First Commercial Bank, Bloomington, MN, was closed today by the Minnesota Department of Commerce.  The FDIC, which was named as receiver, sold the failed bank to Republic Bank & Trust Company, Louisville, KY.

Founded in 1999, First Commercial Bank was a privately held company with total assets of $215.9 million as of June 30, 2012.

First Commercial Bank has not been profitable since the last quarter of 2009 and was a “zombie bank” in every sense of the word.  The Bank had a troubled asset ratio of 297% as of March 2012 and has had a troubled asset ratio of over 100% since early 2010.  Banks with a troubled asset ratio in excess of 100% almost invariably wind up failing, as was the case with First Commercial Bank.

On August 4, 2009, regulators issued a Cease and Desist Order against First Commercial Bank which detailed the “unsafe or unsound banking practices and violations of law and/or regulations alleged to have been committed by the Bank.”  All attempts by First Commercial to raise additional capital or sell itself to another institution were unsuccessful.
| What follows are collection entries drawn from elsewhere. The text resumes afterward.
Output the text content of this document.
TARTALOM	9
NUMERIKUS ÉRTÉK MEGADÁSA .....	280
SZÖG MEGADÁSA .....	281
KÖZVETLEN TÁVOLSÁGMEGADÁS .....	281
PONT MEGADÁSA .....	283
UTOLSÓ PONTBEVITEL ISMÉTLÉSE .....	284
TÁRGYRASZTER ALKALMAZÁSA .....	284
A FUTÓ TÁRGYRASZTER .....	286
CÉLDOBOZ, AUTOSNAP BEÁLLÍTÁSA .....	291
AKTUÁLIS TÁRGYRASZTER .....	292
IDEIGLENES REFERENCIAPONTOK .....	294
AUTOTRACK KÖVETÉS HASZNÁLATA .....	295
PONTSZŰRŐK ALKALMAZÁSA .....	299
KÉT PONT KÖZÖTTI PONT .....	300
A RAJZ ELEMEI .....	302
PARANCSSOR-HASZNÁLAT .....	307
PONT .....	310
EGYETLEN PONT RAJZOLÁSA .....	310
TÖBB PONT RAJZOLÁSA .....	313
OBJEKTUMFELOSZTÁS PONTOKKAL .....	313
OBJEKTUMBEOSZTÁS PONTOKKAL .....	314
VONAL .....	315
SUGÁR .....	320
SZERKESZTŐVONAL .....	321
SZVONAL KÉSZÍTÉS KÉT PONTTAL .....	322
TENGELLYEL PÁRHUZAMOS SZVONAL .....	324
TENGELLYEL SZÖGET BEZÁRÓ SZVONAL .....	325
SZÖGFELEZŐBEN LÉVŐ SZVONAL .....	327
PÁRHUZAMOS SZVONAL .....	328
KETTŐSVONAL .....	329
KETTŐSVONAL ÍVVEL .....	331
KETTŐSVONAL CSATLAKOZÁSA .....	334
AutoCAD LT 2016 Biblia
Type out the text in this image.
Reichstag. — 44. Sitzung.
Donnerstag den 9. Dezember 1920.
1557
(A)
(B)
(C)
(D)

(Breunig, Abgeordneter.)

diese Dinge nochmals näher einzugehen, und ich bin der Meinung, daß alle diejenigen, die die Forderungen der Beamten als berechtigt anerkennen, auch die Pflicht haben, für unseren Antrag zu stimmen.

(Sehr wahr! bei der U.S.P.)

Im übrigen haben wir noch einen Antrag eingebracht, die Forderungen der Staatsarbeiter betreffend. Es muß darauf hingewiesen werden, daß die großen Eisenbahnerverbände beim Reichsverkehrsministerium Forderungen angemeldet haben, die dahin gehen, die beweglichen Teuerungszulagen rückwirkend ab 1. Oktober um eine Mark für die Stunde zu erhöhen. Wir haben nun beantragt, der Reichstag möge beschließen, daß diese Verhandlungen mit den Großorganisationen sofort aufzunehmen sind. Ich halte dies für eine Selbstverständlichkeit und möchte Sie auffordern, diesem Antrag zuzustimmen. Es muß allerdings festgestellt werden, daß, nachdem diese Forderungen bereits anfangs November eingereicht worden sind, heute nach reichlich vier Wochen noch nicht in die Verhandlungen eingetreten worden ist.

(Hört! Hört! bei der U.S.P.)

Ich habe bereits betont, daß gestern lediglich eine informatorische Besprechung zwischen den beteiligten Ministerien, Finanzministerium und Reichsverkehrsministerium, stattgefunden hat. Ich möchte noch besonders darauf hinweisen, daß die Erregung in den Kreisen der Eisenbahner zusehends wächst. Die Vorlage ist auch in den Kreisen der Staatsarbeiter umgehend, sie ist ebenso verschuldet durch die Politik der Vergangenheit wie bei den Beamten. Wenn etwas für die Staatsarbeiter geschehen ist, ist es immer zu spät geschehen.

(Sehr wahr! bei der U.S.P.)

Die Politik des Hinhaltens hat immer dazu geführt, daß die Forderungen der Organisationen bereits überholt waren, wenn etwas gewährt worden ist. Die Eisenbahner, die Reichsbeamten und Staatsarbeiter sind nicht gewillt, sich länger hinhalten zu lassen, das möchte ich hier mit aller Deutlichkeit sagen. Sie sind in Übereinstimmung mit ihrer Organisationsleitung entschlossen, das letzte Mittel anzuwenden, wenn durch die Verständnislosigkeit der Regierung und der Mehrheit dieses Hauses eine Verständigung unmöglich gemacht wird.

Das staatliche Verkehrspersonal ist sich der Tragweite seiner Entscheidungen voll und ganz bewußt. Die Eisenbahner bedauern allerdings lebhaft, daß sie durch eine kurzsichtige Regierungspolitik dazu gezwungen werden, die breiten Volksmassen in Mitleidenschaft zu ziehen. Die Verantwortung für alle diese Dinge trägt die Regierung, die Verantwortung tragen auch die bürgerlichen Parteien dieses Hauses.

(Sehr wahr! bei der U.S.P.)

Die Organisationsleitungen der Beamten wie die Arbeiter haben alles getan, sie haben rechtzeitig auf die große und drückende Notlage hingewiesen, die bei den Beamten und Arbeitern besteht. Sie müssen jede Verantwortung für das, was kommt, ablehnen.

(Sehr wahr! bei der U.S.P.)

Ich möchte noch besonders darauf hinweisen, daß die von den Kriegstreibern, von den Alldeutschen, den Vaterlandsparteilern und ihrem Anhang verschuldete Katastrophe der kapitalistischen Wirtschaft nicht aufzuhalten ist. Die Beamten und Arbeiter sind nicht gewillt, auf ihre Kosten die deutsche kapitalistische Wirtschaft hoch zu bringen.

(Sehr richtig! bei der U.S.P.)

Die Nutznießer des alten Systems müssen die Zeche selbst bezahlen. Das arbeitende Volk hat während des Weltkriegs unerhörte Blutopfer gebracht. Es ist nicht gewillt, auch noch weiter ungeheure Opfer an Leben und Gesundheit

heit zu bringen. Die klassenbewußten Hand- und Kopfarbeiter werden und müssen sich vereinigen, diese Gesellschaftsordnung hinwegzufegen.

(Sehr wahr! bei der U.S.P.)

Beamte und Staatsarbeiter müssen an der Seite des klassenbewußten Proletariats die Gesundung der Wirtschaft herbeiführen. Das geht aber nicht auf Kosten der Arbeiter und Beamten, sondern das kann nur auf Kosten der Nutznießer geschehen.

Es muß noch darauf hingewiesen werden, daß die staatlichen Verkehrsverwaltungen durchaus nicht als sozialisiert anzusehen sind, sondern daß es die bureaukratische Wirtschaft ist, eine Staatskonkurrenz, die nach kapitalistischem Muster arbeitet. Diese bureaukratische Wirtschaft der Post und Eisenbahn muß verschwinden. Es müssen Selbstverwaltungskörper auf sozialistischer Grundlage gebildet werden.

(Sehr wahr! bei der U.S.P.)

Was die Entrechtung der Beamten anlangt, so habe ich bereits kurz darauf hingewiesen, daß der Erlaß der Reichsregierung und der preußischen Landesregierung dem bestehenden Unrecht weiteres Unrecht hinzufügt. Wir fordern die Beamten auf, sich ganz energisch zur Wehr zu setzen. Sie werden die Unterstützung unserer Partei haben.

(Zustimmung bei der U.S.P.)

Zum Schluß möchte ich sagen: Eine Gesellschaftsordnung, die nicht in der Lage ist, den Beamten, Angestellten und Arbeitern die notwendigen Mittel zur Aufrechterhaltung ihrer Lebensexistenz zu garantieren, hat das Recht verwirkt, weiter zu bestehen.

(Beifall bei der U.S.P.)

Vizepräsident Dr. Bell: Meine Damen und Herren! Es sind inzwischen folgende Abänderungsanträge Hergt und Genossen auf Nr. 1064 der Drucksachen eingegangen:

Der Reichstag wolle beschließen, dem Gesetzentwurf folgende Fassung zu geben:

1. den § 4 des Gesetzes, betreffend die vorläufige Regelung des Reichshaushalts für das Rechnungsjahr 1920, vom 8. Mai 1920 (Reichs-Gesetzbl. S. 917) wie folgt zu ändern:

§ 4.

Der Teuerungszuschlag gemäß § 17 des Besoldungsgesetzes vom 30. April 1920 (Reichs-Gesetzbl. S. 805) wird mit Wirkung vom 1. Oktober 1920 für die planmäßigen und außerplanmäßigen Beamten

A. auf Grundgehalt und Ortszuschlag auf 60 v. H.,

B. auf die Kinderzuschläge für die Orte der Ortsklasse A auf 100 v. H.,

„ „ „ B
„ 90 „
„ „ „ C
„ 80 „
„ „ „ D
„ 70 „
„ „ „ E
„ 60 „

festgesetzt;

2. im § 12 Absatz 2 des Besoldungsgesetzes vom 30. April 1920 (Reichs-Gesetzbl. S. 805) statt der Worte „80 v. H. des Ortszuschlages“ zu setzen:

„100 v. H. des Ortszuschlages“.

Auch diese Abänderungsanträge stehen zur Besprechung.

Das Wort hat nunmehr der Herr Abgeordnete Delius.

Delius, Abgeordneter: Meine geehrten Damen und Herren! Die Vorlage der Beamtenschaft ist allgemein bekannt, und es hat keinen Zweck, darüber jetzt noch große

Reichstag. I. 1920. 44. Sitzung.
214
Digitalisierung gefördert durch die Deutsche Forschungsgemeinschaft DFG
A weak economy and slow loan growth have prevented many small and midsized banks from raising desperately needed capital from investors.  Without signs of an economic recovery and a stabilization in the banking industry, investors have been extremely reluctant to invest funds in weak banks.  In addition, potential purchasers of weak banks would rather wait until they fail and then purchase the failed bank in an FDIC assisted transaction.

A major reason for the failure of First Commercial Bank was due to huge bets on commercial real estate loans that quickly defaulted as real estate values collapsed.  In addition, the Bank’s former Chairman, Stu Voight, who was fired in 2008, is under investigation for alleged fraud and misconduct.

All depositors of failed First Commercial Bank will automatically become depositors of Republic Bank & Trust with uninterrupted FDIC deposit insurance coverage up to the applicable limits.  Over the weekend, customers of First Commercial will have access to their money through the use of checks, debit cards and ATMs.

As of June 30, 2012, First Commercial Bank had total assets of $215.9 million and total deposits of $206.8 million.  In addition to assuming all deposits of the failed Bank, Republic Bank & Trust also purchased all of its assets at a discount of $79 million discount to book value.  According to a news release from Republic Bank & Trust, the acquisition “is expected to be immediately accretive to Republic’s net income, earnings per share and book value.”  As mentioned previously, potential buyers of troubled banks have no reason to act until after a bank has failed.  At that point, the failed bank can be purchased from the FDIC at a substantial discount and often with FDIC loss-share agreements to limit future potential losses.

Republic Bank & Trust is owned by its holding company, Republic Bancorp, Inc., which is based in Louisville, KY.  Republic Bancorp is well capitalized, profitable and has over $3.3 billion in assets.  Republic Bancorp has 43 locations in five different states.  The Bank’s stock is currently priced well over the low of $15 reached during the financial crisis in 2008.  Republic previously purchased another failed bank in when it acquired Tennessee Commerce Bank which was closed by regulators on January 27, 2012.

courtesy: yahoo finance

Republic Bancorp Inc.
601 West Market Street
Louisville, KY 40202

The cost to the FDIC Deposit Insurance Fund (DIF) for the failure of First Commercial Bank is $63.9 million or almost 30% of total assets.  First Commercial Bank is the nation’s 41st banking failure and the fourth in Minnesota.